Carpenter and designer Matthew Holdren creates custom wood pieces with reclaimed materials
eugenia uhl photographs
The term “unique” is often overused in marketing, design, writing and everyday language. What makes something truly unique is a rarity. Mass production and cultural assimilation make it especially difficult to find pieces that are actually one of a kind.
We are blessed, however, to live in a city of creative geniuses eager to accept the challenge of crafting something special. One of those creators is a scruffy, blue-eyed carpenter, who is building a custom housing complex, and owns a furniture making business, which creates eye-catching pieces found in various retail stores and shops around the city. His name is Matthew Holdren.

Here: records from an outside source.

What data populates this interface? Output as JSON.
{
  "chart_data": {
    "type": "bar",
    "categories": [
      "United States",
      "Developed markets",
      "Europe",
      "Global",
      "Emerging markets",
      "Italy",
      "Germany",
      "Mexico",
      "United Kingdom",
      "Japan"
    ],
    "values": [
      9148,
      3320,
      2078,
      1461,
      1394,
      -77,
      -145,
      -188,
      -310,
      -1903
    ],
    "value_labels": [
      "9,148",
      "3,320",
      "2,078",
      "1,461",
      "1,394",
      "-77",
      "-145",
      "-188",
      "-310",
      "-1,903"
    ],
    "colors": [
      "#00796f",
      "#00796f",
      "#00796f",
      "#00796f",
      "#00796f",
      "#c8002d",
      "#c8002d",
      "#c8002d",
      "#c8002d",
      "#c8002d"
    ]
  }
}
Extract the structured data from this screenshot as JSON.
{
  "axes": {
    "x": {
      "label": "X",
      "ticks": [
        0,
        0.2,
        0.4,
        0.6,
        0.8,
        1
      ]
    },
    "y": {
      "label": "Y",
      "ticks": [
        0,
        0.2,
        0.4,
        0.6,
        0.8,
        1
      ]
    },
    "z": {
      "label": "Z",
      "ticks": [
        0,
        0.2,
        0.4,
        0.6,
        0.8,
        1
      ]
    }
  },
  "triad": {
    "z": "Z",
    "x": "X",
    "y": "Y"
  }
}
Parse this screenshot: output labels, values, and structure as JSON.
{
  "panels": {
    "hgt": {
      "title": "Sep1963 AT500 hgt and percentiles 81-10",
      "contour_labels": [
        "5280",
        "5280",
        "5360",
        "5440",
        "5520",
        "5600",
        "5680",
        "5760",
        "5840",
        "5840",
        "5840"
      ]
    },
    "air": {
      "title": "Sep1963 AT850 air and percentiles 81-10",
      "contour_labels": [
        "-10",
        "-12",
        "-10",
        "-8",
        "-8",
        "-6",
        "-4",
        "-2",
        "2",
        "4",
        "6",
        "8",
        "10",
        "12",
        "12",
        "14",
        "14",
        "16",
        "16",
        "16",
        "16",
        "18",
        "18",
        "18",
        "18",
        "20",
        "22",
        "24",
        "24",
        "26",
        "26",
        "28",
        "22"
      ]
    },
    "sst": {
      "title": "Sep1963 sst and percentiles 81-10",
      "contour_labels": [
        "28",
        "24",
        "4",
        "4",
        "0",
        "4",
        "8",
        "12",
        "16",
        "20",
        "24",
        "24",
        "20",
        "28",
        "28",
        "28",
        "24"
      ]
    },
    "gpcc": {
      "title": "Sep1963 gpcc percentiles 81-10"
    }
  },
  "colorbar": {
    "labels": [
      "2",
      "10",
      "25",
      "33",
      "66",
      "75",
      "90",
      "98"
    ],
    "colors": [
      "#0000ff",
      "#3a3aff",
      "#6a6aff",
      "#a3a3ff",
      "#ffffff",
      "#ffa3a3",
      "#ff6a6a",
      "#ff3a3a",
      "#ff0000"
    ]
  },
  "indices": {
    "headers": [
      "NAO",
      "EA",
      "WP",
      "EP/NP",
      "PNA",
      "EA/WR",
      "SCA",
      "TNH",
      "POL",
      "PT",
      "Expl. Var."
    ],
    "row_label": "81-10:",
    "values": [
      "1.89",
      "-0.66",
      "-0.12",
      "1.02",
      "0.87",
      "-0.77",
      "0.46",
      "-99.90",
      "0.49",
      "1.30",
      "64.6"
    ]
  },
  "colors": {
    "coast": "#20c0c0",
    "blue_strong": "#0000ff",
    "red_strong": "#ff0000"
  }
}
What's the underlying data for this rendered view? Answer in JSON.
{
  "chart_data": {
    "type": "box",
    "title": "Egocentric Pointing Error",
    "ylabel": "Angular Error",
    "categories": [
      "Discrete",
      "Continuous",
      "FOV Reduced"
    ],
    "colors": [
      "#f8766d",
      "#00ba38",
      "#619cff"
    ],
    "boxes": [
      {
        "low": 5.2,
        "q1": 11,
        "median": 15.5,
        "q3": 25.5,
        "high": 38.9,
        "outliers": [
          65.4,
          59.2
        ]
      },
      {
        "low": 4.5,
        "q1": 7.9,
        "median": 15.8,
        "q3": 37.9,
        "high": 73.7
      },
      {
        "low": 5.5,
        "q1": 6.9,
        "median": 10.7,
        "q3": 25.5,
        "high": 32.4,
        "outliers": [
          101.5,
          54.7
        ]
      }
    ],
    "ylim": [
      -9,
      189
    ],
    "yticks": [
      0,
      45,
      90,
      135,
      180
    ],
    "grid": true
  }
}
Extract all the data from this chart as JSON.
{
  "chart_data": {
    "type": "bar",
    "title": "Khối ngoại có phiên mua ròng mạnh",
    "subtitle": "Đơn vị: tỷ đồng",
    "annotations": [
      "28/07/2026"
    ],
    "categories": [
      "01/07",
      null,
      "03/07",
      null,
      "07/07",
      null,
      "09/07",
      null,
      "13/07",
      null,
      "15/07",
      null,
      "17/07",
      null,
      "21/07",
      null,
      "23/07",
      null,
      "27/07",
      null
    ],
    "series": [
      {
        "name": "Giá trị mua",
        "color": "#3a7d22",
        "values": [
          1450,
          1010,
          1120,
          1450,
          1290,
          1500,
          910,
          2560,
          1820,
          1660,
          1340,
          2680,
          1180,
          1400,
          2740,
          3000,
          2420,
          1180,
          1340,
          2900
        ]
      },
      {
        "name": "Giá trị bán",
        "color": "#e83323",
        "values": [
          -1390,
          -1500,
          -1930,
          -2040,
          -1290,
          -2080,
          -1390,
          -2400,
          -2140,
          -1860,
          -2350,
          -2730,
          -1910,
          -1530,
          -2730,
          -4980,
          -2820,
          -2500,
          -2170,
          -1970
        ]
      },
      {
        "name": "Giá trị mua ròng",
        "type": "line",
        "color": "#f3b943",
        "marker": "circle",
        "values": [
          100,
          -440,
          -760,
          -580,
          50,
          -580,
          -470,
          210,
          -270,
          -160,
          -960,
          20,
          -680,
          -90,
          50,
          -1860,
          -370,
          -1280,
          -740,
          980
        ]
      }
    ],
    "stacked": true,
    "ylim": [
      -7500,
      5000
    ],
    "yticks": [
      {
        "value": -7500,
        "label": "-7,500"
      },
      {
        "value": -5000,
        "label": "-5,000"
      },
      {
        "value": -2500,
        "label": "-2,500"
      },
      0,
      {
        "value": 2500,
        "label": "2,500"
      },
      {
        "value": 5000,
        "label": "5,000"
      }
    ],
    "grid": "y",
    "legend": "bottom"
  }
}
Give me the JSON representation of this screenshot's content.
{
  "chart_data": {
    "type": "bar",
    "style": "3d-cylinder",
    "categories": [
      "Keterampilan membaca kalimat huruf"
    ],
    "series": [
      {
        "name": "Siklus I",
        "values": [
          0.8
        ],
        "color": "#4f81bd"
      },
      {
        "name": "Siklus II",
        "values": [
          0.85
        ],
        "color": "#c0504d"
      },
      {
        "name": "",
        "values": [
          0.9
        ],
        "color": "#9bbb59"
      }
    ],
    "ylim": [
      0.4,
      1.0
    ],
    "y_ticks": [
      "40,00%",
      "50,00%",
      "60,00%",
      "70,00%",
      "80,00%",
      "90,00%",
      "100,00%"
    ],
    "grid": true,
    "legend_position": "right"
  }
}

Holdren, a New Orleans-transplant hailing from Vermont, began working with wood when he was in the first grade, building tree houses using scrap materials that his father (also a carpenter) would bring home from work.
“Growing up watching him build our second house from scratch got me very in tune with it, I was just observing and absorbing,” he said.
Holdren is often contacted to beautify interiors and exteriors of buildings for commercial retailers and restaurants; he recently appeared in an episode of “The Deed” with Sidney Torres. You may have seen his colorful and rustic-feeling handcrafted designs in popular spots such as Blue Oak BBQ, Hale Stewart, Toast’s Fair Grounds location, Friend menswear store at the Ace Hotel or The Parker Barber in the Central Business District. He also creates custom pieces for residential buyers including staircases, shelving, benches, tables and chairs, handmade to each customer’s specific needs and home’s space. Regarding uniqueness, none of Holdren’s pieces are exactly alike, although most hold true to his taste and unmistakable design.
“I work primarily with reclaimed materials,” said Holdren. “These materials have beautiful patinas, they have saw marks, chips and some dents, so I try to do a straightforward design with my approach.”
Falling somewhere between the realm of modern and contemporary, Holdren points to his signature technique of using cubes studs in all of his pieces and the natural beauty of the reclaimed materials used. While he has made furniture to sell each year at the New Orleans Jazz & Heritage Festival’s market, this year he took a break from the event to focus on his business.
“In the past three years or so, my business has been working on a lot of interiors, where I will go into restaurants or a retail space and learn about how the client wants to use the space,” Holdren says. “I will come to them with materials I want to use and hand sketches to show them my vision.”
Eschewing high-tech tools to come up with his proposals, Holdren says he begins by trying to understand the client’s intentions and what they are looking to embellish.
A significant amount of the process involves getting to know the client, their space and how they will use the piece. Asking questions about the floor color and covering, how the client likes to dine or entertain and whether or not they have children helps him determine the design.
While he doesn’t have an open showroom, the restaurants and retail stores in which his work is housed, act as a showroom for him.
“People will walk into these places and notice the shelving, or the counters and stools and they will ask about the builder and designer and I will get a call from someone who wants that look and feel in their home or shop too.”